WELLINGTON, New Zealand » Officials in Fiji scrambled to assess damage Sunday in the wake of a ferocious cyclone that tore through the Pacific island chain, leaving at least three dead and collapsing hundreds of homes as people were sheltering from winds of up to 177 miles per hour.

A curfew was extended through Sunday and police empowered to make arrests without a warrant to ensure order. The government was responding quickly by clearing vital roads and the main airport reopened Sunday.

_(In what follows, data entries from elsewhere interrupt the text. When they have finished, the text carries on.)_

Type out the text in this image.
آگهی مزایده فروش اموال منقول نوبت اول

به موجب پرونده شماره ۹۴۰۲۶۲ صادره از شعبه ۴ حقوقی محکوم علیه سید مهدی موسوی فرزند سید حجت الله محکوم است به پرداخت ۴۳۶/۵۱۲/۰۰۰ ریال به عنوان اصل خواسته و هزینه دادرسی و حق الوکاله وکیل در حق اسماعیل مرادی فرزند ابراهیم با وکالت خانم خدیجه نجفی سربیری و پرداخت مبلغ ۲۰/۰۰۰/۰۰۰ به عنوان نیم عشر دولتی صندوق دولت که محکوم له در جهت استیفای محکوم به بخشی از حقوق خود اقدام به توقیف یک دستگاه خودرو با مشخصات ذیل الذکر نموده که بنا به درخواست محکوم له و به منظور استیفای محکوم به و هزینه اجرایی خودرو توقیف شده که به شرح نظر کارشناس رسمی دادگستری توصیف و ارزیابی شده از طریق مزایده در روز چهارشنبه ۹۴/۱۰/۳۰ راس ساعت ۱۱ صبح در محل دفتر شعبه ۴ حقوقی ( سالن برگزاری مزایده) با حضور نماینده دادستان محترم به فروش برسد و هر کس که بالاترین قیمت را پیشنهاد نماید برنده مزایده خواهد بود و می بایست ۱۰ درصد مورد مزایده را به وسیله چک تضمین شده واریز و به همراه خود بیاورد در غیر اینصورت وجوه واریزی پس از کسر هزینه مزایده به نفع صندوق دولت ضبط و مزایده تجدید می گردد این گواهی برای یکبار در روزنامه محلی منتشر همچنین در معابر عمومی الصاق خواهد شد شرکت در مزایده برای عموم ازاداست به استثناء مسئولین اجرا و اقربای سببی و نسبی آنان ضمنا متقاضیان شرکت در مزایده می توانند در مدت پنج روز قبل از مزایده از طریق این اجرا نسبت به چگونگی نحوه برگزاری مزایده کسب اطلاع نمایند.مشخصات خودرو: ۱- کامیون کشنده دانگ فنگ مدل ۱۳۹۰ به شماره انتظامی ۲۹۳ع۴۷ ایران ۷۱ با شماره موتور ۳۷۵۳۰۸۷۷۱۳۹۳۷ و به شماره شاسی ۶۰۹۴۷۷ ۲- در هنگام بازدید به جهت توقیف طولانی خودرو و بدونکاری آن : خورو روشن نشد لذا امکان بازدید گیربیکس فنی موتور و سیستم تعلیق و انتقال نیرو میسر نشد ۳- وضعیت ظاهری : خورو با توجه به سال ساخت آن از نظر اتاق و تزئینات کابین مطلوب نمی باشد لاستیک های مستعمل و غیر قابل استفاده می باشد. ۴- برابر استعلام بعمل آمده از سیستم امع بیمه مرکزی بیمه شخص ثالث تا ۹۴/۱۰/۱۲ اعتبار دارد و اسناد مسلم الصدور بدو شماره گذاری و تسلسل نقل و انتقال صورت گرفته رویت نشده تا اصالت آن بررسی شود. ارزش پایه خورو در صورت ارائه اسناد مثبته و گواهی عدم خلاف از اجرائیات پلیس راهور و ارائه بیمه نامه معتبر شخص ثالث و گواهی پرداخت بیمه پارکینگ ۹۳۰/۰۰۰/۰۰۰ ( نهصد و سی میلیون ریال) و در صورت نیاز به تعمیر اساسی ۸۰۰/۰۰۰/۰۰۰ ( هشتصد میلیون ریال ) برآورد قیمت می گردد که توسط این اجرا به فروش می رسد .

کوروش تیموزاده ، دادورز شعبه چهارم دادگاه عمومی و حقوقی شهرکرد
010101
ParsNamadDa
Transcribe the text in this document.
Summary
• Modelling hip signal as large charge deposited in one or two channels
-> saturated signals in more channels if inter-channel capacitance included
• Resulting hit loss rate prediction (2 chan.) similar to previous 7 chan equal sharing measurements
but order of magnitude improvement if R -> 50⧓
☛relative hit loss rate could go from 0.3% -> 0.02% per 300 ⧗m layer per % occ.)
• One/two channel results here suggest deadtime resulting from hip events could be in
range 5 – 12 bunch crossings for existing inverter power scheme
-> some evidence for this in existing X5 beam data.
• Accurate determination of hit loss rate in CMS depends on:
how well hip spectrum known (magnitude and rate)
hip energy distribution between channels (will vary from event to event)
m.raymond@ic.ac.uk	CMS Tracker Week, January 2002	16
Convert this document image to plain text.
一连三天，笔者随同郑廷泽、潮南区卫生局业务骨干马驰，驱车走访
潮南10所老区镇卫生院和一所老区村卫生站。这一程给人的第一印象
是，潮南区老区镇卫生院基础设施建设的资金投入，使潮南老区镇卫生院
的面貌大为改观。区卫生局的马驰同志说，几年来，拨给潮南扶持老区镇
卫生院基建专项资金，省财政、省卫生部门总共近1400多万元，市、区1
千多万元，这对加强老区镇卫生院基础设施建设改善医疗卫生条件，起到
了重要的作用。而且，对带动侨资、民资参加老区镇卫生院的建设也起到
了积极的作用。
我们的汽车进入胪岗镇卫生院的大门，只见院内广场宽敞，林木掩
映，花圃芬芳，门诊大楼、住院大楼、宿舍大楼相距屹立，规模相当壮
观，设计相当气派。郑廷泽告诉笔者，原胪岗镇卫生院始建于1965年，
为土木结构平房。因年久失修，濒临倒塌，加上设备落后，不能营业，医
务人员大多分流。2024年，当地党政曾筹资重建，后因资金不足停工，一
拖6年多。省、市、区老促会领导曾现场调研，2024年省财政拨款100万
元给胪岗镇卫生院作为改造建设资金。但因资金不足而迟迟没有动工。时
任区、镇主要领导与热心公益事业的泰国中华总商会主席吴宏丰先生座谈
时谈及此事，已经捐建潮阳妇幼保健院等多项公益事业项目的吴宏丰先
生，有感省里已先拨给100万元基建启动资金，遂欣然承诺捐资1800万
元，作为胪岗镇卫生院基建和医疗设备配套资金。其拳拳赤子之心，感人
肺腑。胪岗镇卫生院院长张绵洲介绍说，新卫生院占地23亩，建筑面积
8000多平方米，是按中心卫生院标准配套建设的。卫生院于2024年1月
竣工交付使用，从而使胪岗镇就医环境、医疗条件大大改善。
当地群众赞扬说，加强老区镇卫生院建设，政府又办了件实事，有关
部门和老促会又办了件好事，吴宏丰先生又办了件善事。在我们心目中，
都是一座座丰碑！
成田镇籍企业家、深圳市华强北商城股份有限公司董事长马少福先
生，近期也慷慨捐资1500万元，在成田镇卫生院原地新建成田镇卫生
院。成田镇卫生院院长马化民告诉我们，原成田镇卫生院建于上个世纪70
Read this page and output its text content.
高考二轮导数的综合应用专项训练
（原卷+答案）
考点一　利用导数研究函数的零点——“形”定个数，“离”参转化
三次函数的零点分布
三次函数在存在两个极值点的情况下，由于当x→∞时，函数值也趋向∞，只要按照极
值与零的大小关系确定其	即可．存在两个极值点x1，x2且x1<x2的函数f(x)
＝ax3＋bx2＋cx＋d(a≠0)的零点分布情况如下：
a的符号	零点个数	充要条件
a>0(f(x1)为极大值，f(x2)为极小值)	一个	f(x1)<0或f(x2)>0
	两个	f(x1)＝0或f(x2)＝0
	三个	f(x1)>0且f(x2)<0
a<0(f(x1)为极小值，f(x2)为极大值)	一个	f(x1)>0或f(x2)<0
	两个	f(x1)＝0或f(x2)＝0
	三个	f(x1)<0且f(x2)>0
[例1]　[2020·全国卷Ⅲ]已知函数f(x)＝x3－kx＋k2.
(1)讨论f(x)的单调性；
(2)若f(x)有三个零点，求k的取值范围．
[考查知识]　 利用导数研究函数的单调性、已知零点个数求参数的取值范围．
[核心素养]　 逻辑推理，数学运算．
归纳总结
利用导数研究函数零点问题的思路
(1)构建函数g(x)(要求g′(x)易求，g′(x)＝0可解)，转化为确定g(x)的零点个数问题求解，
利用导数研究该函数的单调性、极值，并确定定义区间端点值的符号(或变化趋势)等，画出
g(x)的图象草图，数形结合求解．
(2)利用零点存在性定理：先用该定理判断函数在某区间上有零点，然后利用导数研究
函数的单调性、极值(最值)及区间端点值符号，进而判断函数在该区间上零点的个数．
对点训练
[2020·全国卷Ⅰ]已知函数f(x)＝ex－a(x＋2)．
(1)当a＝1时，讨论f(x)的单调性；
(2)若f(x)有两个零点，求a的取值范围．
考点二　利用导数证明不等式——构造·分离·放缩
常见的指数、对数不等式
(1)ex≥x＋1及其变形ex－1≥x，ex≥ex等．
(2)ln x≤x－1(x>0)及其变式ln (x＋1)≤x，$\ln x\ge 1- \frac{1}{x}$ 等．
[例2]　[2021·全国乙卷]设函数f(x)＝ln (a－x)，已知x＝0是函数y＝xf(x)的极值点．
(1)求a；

George Dregaso from Fiji’s National Disaster Management Office said two people on Ovalau Island died when the house they were sheltering in collapsed on them, and another man was killed on Koro Island, although it wasn’t clear how. Police are investigating reports of two more deaths on the main island of Viti Levu, Dregaso said.

Officials were trying to establish communications and road access to the hardest-hit areas, and wouldn’t know the full extent of the damage and injuries until then.

Cyclone Winston hit Fiji on Saturday and moved westward overnight along the northern coast of Viti Levu. Fiji’s capital, Suva, located in the southern part of the island, was not directly in the cyclone’s path and avoided the worst of its destructive power.

“Truth be told, we’ve gotten off pretty lightly here in the capital,” said Alice Clements, a spokeswoman for UNICEF. “It was still a pretty awful night. You could hear crashing trees and power lines, and popping rivets as roofs got lifted and ripped out.”

She said there was foliage everywhere, which looks like it has been put through a blender.

Dregaso said one person on the west of Viti Levu had been hospitalized after being hit by flying debris.

About 80 percent of the nation’s 900,000 people were without regular power, although about one-third of them were able to get some power from generators, he said. Landlines throughout Fiji were down, but most mobile networks were working.

Dregaso said there were 483 people who had evacuated from their homes and were staying in 32 emergency shelters. He said he expected the number of evacuees to rise.

Authorities were urging people to remain indoors as they cleared fallen trees and power lines. They said all schools would be closed for a week to allow time for the cleanup. The government declared a 30-day state of natural disaster, giving extra powers to police to arrest people without a warrant.

Clements said there was concern for the people on the northern part of the main island and smaller islands elsewhere. She said many would have lost their homes and livelihoods, and some tourist resorts on the outer islands may have suffered damage.

The airport reopened Sunday to allow emergency flights, Dregaso said, after many flights had been canceled the day before.

“As a nation, we are facing an ordeal of the most grievous kind,” Prime Minister Voreqe Bainimarama wrote on social media. “We must stick together as a people and look after each other.”